Oklahoma Assistant Mine Inspector
- In office 1914 – June 17, 1920
- Preceded by: John O'Brien
- Succeeded by: John O'Brien

Personal details
- Born: September 17, 1860 Tranent, Scotland, United Kingdom
- Died: June 17, 1920 (aged 59) Phillips, Oklahoma, U.S.
- Citizenship: American British
- Party: Democratic Party

= Thomas Scott (Oklahoma politician) =

Thomas Scott was an American politician who served as the elected Assistant Mine Inspector in Oklahoma from 1914 until his death during an inspection in 1920.

==Biography==
Thomas Scott was born on September 17, 1860, in Tranent, Scotland, United Kingdom. He moved to the United States in 1883. He moved to Indian Territory in 1886, and settled in Coalgate by 1889.
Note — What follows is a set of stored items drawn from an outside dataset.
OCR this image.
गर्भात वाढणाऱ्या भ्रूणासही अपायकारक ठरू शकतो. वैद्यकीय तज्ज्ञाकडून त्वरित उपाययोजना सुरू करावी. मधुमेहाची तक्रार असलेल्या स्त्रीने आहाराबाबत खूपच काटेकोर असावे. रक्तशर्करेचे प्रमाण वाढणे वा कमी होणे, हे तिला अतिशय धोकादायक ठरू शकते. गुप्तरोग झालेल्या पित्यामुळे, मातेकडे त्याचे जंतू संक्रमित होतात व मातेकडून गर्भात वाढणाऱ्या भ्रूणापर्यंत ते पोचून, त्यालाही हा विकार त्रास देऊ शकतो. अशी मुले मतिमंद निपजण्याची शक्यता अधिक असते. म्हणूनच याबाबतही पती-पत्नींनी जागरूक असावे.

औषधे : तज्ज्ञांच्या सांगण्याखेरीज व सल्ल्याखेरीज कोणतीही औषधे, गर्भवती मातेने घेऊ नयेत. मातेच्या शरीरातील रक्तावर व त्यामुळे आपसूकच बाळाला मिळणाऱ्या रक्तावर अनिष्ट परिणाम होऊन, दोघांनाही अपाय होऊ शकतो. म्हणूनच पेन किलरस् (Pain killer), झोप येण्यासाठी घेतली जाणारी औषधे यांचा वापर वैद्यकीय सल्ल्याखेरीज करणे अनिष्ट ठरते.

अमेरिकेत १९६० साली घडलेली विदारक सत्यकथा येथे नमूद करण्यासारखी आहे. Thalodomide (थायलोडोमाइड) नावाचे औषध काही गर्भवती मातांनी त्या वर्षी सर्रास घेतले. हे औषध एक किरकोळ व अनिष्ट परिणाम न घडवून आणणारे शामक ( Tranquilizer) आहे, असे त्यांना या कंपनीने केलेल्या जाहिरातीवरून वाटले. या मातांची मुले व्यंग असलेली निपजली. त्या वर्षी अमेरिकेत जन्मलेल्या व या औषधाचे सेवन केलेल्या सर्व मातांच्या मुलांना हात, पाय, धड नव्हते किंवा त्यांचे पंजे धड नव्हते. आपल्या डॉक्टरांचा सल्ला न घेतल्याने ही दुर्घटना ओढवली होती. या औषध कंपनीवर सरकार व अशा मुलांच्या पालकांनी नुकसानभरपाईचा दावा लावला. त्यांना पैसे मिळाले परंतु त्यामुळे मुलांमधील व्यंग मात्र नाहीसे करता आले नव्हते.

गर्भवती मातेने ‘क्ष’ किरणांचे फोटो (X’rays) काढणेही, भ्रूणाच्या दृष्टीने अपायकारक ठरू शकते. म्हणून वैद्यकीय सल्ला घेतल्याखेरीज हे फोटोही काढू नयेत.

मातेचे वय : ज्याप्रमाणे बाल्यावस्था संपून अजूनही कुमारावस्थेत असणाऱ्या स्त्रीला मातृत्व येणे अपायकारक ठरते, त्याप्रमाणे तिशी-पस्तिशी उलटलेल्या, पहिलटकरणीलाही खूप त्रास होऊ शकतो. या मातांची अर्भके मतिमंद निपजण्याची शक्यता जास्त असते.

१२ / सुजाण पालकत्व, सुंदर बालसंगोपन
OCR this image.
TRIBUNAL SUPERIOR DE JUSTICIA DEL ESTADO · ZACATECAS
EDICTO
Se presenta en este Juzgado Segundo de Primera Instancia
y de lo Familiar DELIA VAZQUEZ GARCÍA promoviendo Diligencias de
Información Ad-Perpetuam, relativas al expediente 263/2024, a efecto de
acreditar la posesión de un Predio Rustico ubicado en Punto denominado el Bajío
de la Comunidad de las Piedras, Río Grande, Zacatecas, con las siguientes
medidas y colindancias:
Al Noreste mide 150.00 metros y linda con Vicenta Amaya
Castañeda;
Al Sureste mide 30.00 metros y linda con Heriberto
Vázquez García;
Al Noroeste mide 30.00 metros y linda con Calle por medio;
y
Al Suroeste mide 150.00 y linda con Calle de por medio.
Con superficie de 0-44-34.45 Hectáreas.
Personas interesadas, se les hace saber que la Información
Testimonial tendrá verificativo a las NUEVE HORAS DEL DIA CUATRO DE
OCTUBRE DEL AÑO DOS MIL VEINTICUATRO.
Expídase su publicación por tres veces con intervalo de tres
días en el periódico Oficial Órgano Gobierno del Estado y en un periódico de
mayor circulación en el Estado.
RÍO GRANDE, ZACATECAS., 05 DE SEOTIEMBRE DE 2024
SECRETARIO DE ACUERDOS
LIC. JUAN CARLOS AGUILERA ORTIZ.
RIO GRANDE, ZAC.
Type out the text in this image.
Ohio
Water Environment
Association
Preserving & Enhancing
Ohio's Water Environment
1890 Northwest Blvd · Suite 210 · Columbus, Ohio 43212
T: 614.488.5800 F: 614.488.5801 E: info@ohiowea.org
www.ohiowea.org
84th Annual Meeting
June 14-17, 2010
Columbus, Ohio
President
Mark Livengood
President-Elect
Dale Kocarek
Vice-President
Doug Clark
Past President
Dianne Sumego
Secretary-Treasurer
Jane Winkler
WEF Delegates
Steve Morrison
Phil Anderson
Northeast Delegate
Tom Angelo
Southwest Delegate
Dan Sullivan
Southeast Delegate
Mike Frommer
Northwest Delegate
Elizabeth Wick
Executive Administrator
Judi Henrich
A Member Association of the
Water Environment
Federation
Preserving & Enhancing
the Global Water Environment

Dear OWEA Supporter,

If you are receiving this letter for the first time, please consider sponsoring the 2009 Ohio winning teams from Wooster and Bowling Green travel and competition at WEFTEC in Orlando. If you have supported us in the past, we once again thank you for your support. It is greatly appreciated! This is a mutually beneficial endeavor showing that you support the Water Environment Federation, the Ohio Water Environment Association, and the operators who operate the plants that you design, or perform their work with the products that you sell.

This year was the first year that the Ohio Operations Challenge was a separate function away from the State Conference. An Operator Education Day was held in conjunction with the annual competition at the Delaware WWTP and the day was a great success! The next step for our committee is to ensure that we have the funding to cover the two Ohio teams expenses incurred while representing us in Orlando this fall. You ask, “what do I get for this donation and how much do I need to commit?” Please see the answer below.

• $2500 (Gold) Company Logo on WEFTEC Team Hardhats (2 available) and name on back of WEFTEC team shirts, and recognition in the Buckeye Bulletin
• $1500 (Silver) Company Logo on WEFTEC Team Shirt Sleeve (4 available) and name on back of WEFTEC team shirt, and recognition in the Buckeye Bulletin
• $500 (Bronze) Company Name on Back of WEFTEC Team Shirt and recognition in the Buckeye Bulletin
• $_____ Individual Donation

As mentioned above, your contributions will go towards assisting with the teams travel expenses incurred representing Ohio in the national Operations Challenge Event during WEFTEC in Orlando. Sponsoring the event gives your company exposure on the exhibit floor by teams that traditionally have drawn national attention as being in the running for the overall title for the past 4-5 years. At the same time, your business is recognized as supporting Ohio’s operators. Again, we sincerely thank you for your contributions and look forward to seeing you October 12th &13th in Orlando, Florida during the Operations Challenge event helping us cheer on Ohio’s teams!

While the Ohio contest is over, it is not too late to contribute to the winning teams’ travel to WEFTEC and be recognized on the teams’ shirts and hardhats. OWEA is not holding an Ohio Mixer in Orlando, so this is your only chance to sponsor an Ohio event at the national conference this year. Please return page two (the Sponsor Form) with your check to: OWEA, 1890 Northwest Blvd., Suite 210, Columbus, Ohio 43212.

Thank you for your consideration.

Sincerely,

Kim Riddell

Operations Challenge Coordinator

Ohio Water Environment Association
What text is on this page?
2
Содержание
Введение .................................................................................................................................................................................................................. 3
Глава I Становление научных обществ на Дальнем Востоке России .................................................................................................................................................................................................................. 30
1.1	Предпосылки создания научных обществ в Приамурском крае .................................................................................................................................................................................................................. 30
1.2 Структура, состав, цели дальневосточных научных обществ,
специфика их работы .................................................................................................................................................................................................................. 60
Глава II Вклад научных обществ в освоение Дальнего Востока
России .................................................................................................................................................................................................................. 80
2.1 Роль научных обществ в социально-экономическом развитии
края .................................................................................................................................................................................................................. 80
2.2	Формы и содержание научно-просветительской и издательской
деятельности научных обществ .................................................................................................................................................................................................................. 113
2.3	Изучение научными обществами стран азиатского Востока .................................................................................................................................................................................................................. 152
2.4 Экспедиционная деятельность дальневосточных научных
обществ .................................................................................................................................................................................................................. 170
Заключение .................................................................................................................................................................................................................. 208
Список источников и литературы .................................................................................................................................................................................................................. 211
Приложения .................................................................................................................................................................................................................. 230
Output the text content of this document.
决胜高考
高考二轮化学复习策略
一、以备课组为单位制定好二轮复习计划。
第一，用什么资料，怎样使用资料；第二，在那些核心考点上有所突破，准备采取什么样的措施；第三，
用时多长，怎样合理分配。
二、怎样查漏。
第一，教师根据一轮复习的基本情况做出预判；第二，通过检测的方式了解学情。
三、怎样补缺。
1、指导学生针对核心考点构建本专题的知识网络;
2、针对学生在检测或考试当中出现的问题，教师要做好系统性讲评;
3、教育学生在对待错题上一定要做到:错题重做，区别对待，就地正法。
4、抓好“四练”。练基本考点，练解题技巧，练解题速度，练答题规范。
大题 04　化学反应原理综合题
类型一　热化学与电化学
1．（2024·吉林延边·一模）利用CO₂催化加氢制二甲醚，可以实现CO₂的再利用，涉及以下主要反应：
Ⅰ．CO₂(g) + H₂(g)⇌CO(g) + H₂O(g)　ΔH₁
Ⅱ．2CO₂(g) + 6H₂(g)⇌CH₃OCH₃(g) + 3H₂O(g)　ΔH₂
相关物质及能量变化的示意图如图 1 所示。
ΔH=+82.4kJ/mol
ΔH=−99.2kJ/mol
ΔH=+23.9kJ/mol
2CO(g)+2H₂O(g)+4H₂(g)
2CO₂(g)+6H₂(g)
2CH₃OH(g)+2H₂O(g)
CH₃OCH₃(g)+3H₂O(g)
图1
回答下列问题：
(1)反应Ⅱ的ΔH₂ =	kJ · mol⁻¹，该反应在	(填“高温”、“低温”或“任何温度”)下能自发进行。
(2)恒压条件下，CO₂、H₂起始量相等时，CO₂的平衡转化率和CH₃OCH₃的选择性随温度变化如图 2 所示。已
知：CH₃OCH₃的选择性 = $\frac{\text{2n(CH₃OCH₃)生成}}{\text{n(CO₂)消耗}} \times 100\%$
Scott ran for assistant mine inspector in the 1914 Oklahoma elections. He defeated incumbent John O'Brien in the Democratic Party primary, and Republican John H. Hall and Socialist Andrew Hentz in the general election.

Scott ran for reelection in the 1918 Oklahoma elections. He defeated Wolf Isherwood in the Democratic primary, and Republican Peter Mochan in the general election.

He died on June 17, 1920, during an inspection of the Fulsom-Morris Company coal mine in Phillips, Oklahoma. He was succeeded in office by John O'Brien.